If you have just installed autoStreamTree and are running it for the first time, I recommend you first run the example analysis using the provided files in the autostreamtree/data directory. These include all necessary inputs, and a geodatabase. To run the full workflow on the example data, simply use:

# Change directories to the autoStreamTree repository
cd autostreamtree 

# run the analysis
autostreamtree -s autostreamtree/data/test.shp -i autostreamtree/data/test.coords -v autostreamtree/data/test_sub100.vcf.gz -p autostreamtree/data/test.popmap -r ALL --reachid_col "HYRIV_ID" --length_col "LENGTH_KM" -o test

This will produce a number of output text files and plots using the prefix provided with -o.

4. Downstream analysis

autoStreamTree is designed to aid in the downstream analysis of genetic differentiation, adaptation, and ecological aspects of aquatic species, although it is versatile enough to be applicable to any dataset structured as a network.
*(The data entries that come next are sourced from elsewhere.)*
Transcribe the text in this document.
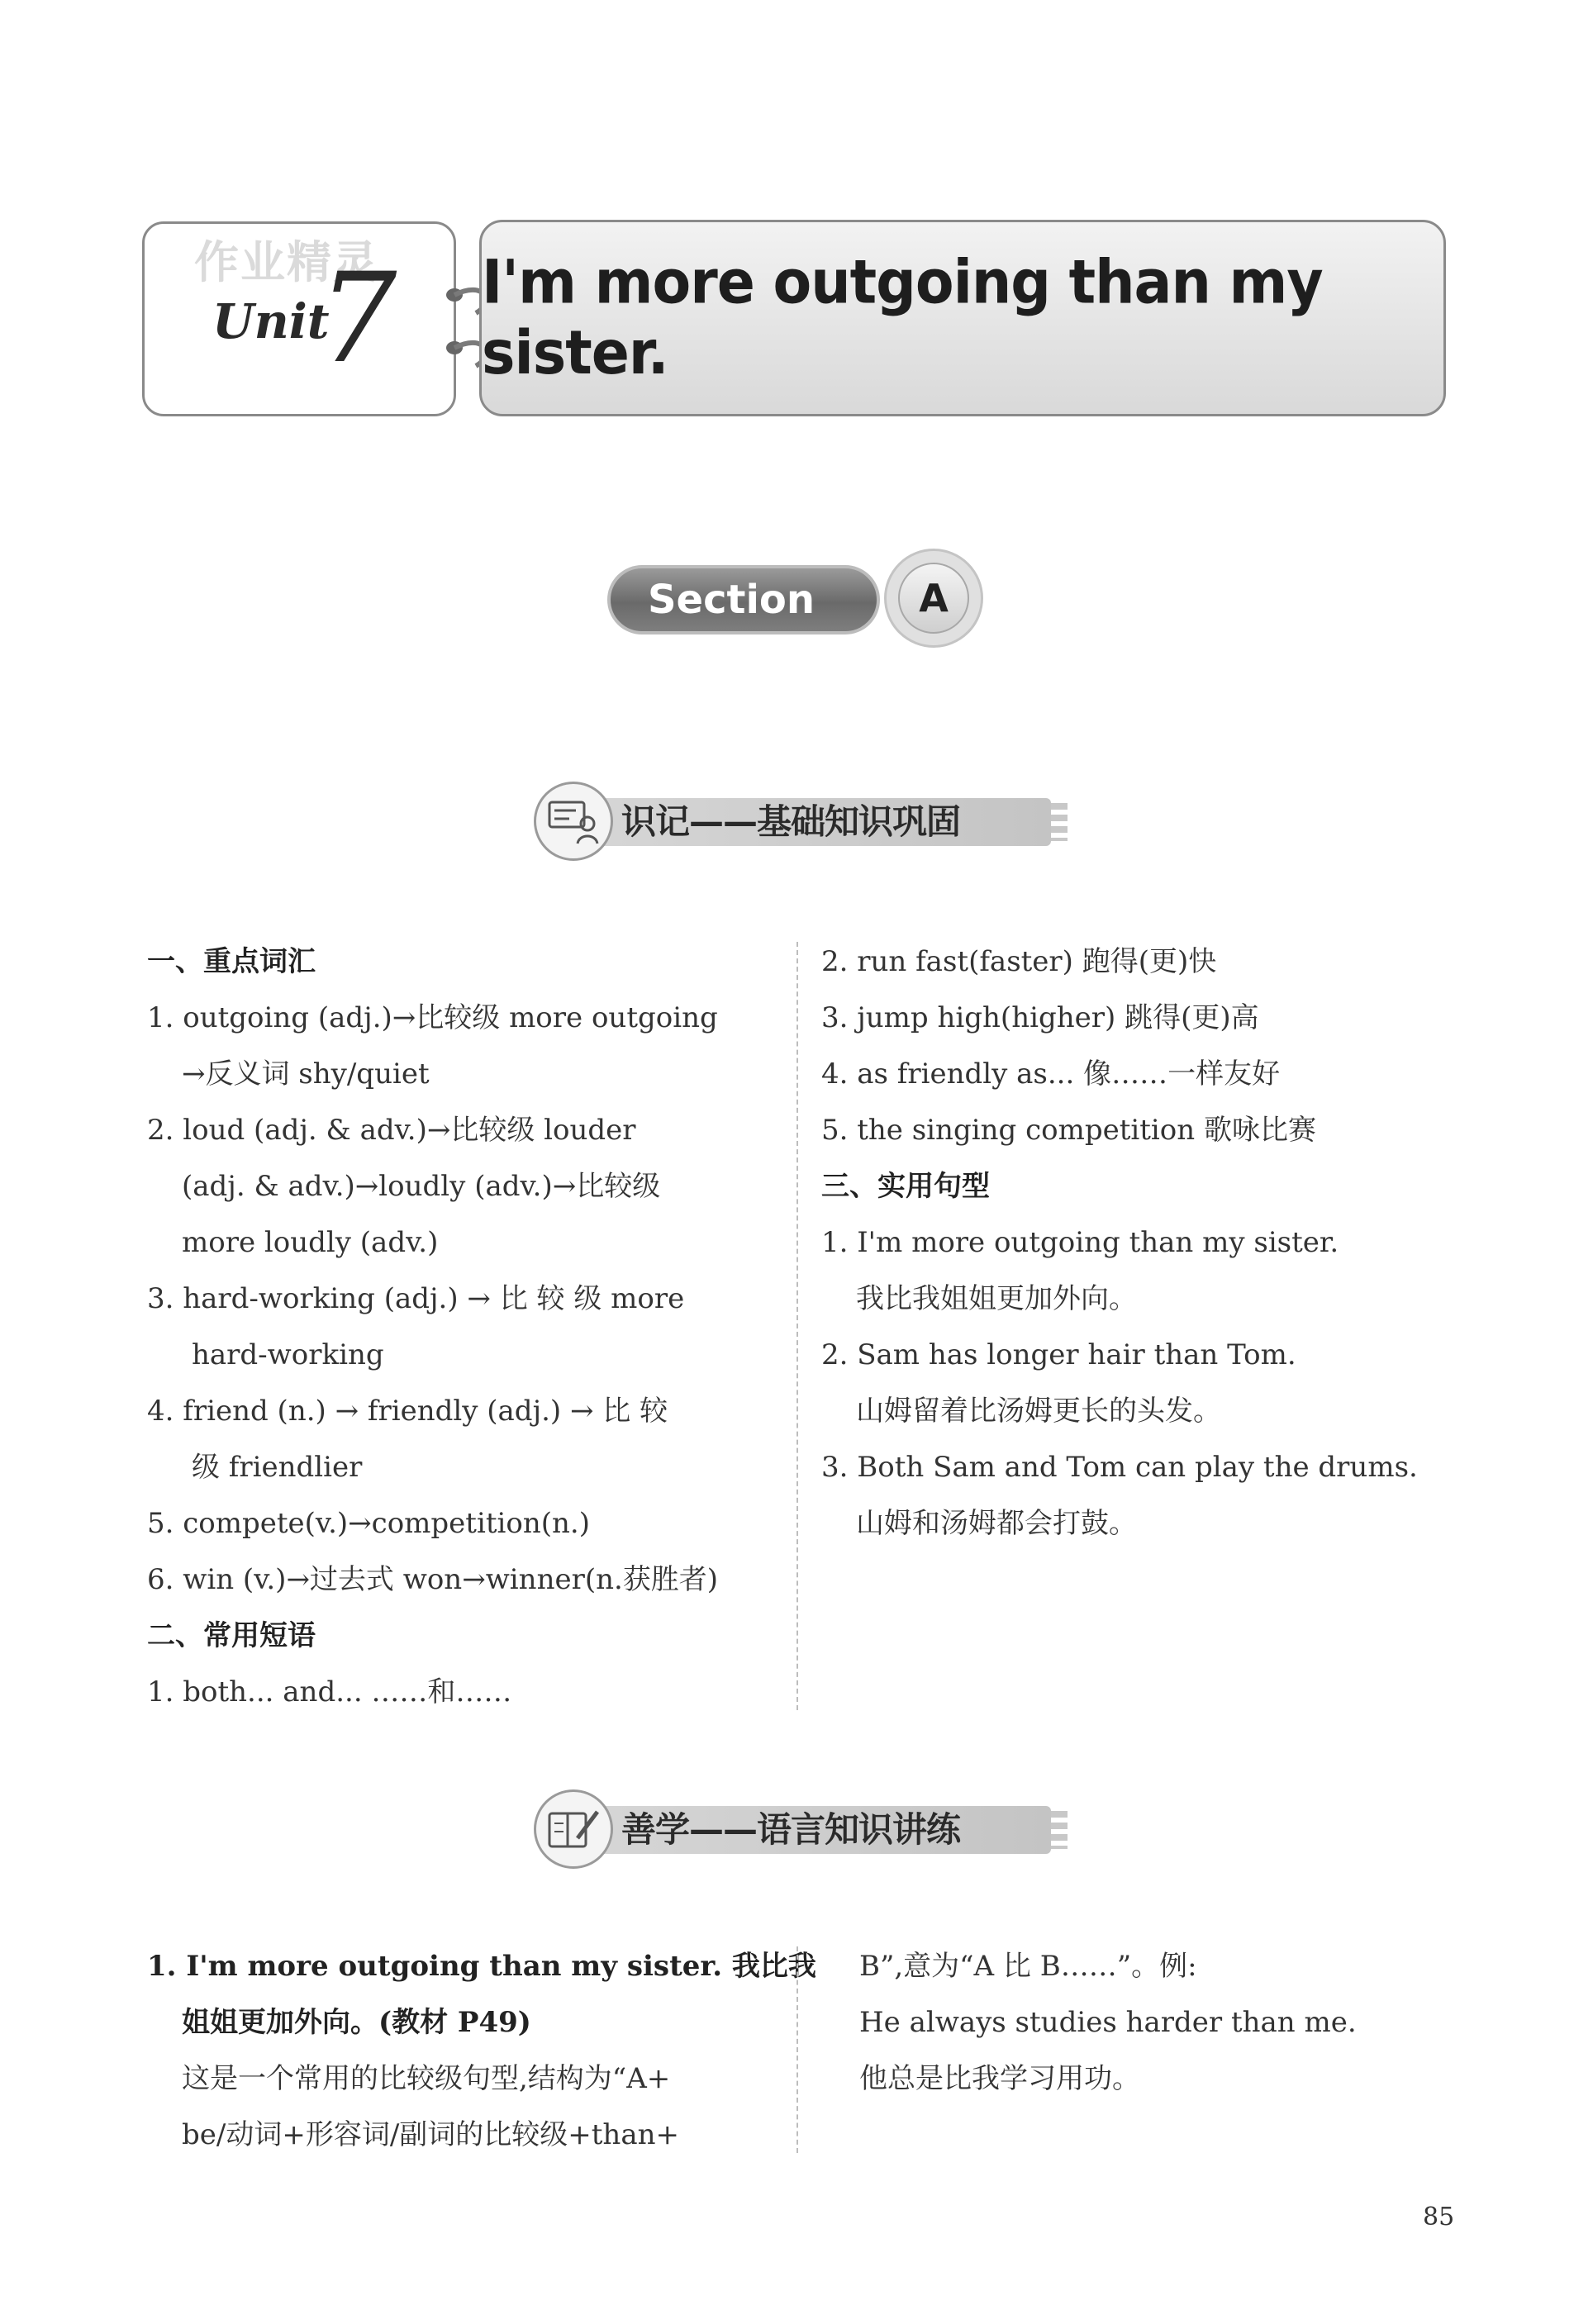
作业精灵
Unit
7 I'm more outgoing than my sister.
Section	A
识记——基础知识巩固
一、重点词汇
1. outgoing (adj.)→比较级 more outgoing
→反义词 shy/quiet
2. loud (adj. & adv.)→比较级 louder
(adj. & adv.)→loudly (adv.)→比较级
more loudly (adv.)
3. hard-working (adj.) → 比 较 级 more
hard-working
4. friend (n.) → friendly (adj.) → 比 较
级 friendlier
5. compete(v.)→competition(n.)
6. win (v.)→过去式 won→winner(n.获胜者)
二、常用短语
1. both... and... ……和……
2. run fast(faster) 跑得(更)快
3. jump high(higher) 跳得(更)高
4. as friendly as... 像……一样友好
5. the singing competition 歌咏比赛
三、实用句型
1. I'm more outgoing than my sister.
我比我姐姐更加外向。
2. Sam has longer hair than Tom.
山姆留着比汤姆更长的头发。
3. Both Sam and Tom can play the drums.
山姆和汤姆都会打鼓。
善学——语言知识讲练
1. I'm more outgoing than my sister. 我比我
姐姐更加外向。(教材 P49)
这是一个常用的比较级句型,结构为“A+
be/动词+形容词/副词的比较级+than+
B”,意为“A 比 B……”。例:
He always studies harder than me.
他总是比我学习用功。
85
A key use case involves the examination of locus-wise genetic distances across network segments. This is efficiently done by importing the geodatabase output of autoStreamTree using the -r LOC option into R or a similar analytical platform. An example of analysing variation among fitted locus-wise distances as a function of environmental variables included in the HydroATLAS dataset is provided as a NextFlow pipeline, using forward-selection to reduce features and redundancy analysis (RDA) implemented in ecopy, can be found here.

Utility scripts

autoStreamTree is currently distributed with two utility scripts: networkDimensions.py and streeToDendrogram.py. We expect this list to grow, and if you need help writing any specific utilities using autoStreamTree outputs, please don't hesitate to get in touch!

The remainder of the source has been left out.